Say what you will about fruitcake. Frank Clark made the only edible fruitcake in the civilized world. Folks drove miles to our house to wish us happy holidays, but more to get their annual cake. Fruitcake production started on Christmas Eve a year in advance. The neon colored fruit sat in brandy and rum in a big plastic bucket to be ready for the all night production that began exactly one year later. The cake was baked first in a small tin cup so that my mother and (as my palette became more trustworthy) I could taste it and tell Daddy that the crust was too hard (add less sugar), the cake was too fine (add less milk). My father made a variety of sizes. Several dozen baked in a muffin tin, and then there were the cake rounds of 6, 9 and 12 inches. I would watch the procession, carefully noting who warranted the muffin of fruitcake and who deserved the prized 9-inch round. Of course, good friends got the bigger fruitcake. But even the lowly muffin-getters left the house with a giddy expression and a spring in their step.

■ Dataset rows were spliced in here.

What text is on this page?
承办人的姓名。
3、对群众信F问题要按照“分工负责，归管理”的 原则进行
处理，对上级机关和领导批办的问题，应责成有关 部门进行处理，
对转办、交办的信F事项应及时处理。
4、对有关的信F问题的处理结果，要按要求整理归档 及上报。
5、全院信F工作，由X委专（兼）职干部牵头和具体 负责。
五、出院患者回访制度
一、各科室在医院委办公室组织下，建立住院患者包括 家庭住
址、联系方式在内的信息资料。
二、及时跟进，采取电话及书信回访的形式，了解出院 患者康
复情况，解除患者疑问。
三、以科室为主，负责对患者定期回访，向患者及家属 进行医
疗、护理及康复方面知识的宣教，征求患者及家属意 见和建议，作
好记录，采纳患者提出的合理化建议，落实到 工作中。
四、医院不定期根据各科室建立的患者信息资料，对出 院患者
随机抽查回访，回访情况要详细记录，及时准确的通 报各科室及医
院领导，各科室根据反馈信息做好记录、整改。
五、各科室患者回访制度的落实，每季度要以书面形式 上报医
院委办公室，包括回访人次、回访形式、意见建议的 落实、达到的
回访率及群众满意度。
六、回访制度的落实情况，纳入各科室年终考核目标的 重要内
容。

Daddy liked to experiment in his kitchen. There was the surprise of rugelach one day. There was often a new casserole in the oven. These weren't always successes. The new stuffing recipe got a huge thumbs down and even my father chuckled to himself as he tumbled the leftovers into the trash on top of the recipe he'd cut out of the paper. When he discovered the perfect cheesecake recipe, he was sure to tell me about it.

His best work was the food he'd cooked for years. In the produce aisle he'd choose a coconut. There was no recipe written down and no measuring. In the cart were the yellow cans of pigeon peas with the smiling man with the straw hat -- the brand I grab myself today. I'd come to the kitchen in time to watch my father whack that coconut open with a hammer and catch the milk in a measuring cup. He'd grate the brown and white flecks into the rice.

The day after he died, we arranged for my father to be cremated and compiled photos and letters to celebrate the man who was my greatest inspiration. We called friends and family, trying hard to hold it together while we pronounced the horrible news. Then we talked about the food. Aside from the memories -- and there are many -- there is the food. We talked of who had what recipes and did anyone know how to make Daddy's peas and rice, stewed chicken, the casserole with Spam and Velveeta, the pineapple upside-down cake -- my father's food needed to survive him. We discovered that we were all cooking his food. Before we even knew his time on earth was coming to an end, he was living on in all of us.